Lo strano caso di Djokovic: batte i rivali in campo ma non nella Storia

Novak Djokovic ha vinto il suo terzo Wimbledon, il nono torneo dello Slam. In stagione ha subito solo tre sconfitte, una delle quali gli è costata il probabile Grande Slam; ha battuto Nadal al Roland Garros (solo Soderling ci era riuscito) e Federer due volte a Wimbledon. Eppure potrebbe non raggiungere mai i rivali nei loro migliori record. Vediamo perché.

E’ il numero uno, non c’è alcun dubbio. Indiscutibilmente, al momento ma ormai da tempo, il più forte e dominante giocatore al mondo. Di Novak Djokovic si può parlare soltanto bene: dopo aver conquistato il terzo titolo ai Championships eguagliando il suo mentore Boris Becker, vincendo il nono trofeo dello Slam. A 28 anni.

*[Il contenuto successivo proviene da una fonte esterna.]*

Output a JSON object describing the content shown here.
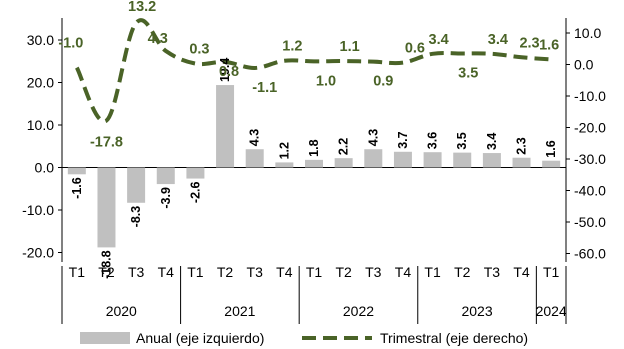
{
  "chart_data": {
    "type": "bar",
    "categories": [
      "T1",
      "T2",
      "T3",
      "T4",
      "T1",
      "T2",
      "T3",
      "T4",
      "T1",
      "T2",
      "T3",
      "T4",
      "T1",
      "T2",
      "T3",
      "T4",
      "T1"
    ],
    "groups": [
      {
        "label": "2020",
        "count": 4
      },
      {
        "label": "2021",
        "count": 4
      },
      {
        "label": "2022",
        "count": 4
      },
      {
        "label": "2023",
        "count": 4
      },
      {
        "label": "2024",
        "count": 1
      }
    ],
    "series": [
      {
        "name": "Anual (eje izquierdo)",
        "type": "bar",
        "axis": "left",
        "values": [
          -1.6,
          -18.8,
          -8.3,
          -3.9,
          -2.6,
          19.4,
          4.3,
          1.2,
          1.8,
          2.2,
          4.3,
          3.7,
          3.6,
          3.5,
          3.4,
          2.3,
          1.6
        ],
        "labels": [
          "-1.6",
          "-18.8",
          "-8.3",
          "-3.9",
          "-2.6",
          "19.4",
          "4.3",
          "1.2",
          "1.8",
          "2.2",
          "4.3",
          "3.7",
          "3.6",
          "3.5",
          "3.4",
          "2.3",
          "1.6"
        ]
      },
      {
        "name": "Trimestral (eje derecho)",
        "type": "line",
        "axis": "right",
        "values": [
          -1.0,
          -17.8,
          13.2,
          4.3,
          0.3,
          0.8,
          -1.1,
          1.2,
          1.0,
          1.1,
          0.9,
          0.6,
          3.4,
          3.5,
          3.4,
          2.3,
          1.6
        ],
        "labels": [
          "-1.0",
          "-17.8",
          "13.2",
          "4.3",
          "0.3",
          "0.8",
          "-1.1",
          "1.2",
          "1.0",
          "1.1",
          "0.9",
          "0.6",
          "3.4",
          "3.5",
          "3.4",
          "2.3",
          "1.6"
        ]
      }
    ],
    "y_left": {
      "min": -20,
      "max": 30,
      "ticks": [
        30,
        20,
        10,
        0,
        -10,
        -20
      ],
      "tick_labels": [
        "30.0",
        "20.0",
        "10.0",
        "0.0",
        "-10.0",
        "-20.0"
      ]
    },
    "y_right": {
      "min": -60,
      "max": 10,
      "ticks": [
        10,
        0,
        -10,
        -20,
        -30,
        -40,
        -50,
        -60
      ],
      "tick_labels": [
        "10.0",
        "0.0",
        "-10.0",
        "-20.0",
        "-30.0",
        "-40.0",
        "-50.0",
        "-60.0"
      ]
    },
    "legend": {
      "position": "bottom",
      "items": [
        "Anual (eje izquierdo)",
        "Trimestral (eje derecho)"
      ]
    },
    "colors": {
      "bar": "#c0c0c0",
      "line": "#4a6327",
      "label_line": "#4a6327"
    },
    "grid": false
  }
}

Quest’anno ha battuto i rivali, grazie i quali ha lavorato tanto e si è migliorato, nei loro storici luoghi preferiti: Nadal a Parigi, dove fin qui aveva perso solo da Robin Soderling e Federer a Wimbledon, dove lo svizzero ha fin qui collezionato 7 trofei. Battuti anche in maniera convincente.

Sconfitte? Poche, pochissime. Tre fino a questo punto: a inizio anno a Doha contro Ivo Karlovic, Federer a Dubai in finale e ultima, sanguinosissima, contro Stan Wawrinka in finale al Roland Garros. Sanguinosa perché gli è costato un Grande Slam che sarebbe stato storico, un traguardo che né Federer né Nadal, nei loro anni migliori, sono riusciti a raggiungere. Se Djokovic avesse vinto a Parigi, come Serena Williams adesso sarebbe in attesa degli US Open per sferrare un ultimo attacco alla leggenda. Come Rod Laver. Può riuscirci negli anni successivi? Certo non sarà semplice. Gli anni passano anche per lui e altri rivali arrivano.

Invece no, invece il destino, gli dei del tennis, la fatica e l’imprevedibilità dello sport hanno deciso che nemmeno questo era l’anno giusto. Quando Djokovic nel 2011 disputò una stagione straordinaria, chiunque credeva fosse unica, irripetibile. Il 2015, da papà per giunta, sembra anche meglio, fin qui.

Alla pari negli scontri diretti con Federer (era indietro  6-13) e a sole due vittorie dal pareggio con Nadal (era molto indietro anche con lui), ha lavorato in maniera perfetta per diventare più forte di loro, per superarli in campo. Lo stesso Federer, non molto tempo fa, disse di Novak: “Non credo che ci sia stato nessuno in questi ultimi anni che abbia lavorato quanto Nole e si sia migliorato così tanto. La sua volontà è stata visibilmente feroce”. Un apprezzamento da parte di chi ha vinto 17 Slam. E Djokovic? Arriverà a 17? Probabilmente no. Ai 14 di Nadal? Difficile, anche se non impossibile.

Questi sono gli anni migliori della sua carriera, di un tennis fatto di corsa e colpi profondi, di nessuna lacuna e di pochissime (o quasi nulle) debolezze:è superiore a Federer, malgrado abbia meno talento dello svizzero -parole dello stesso Nole dopo la vittoria a Wimbledon – e superiore a Nadal che ha quasi emulato quanto a tipo di gioco, con le dovute, importanti differenze, naturalmente.

E’ più forte adesso ma probabilmente, alla fine della carriera, sarà ricordato come chi ha superato due mostri in un’era tennistica a dir poco proibitiva e avrà contro di loro vinto più confronti ma nei record, nella Storia del tennis, miracoli a parte che siamo qui ad aspettare e in caso ad accogliere positivamente, sarà probabilmente un gradino sotto i suoi rivali di sempre.

E’ un caso curioso, un caso forse unico. Ma Djokovic ha ancora il tempo di smentirci. Noi e la Storia del tennis.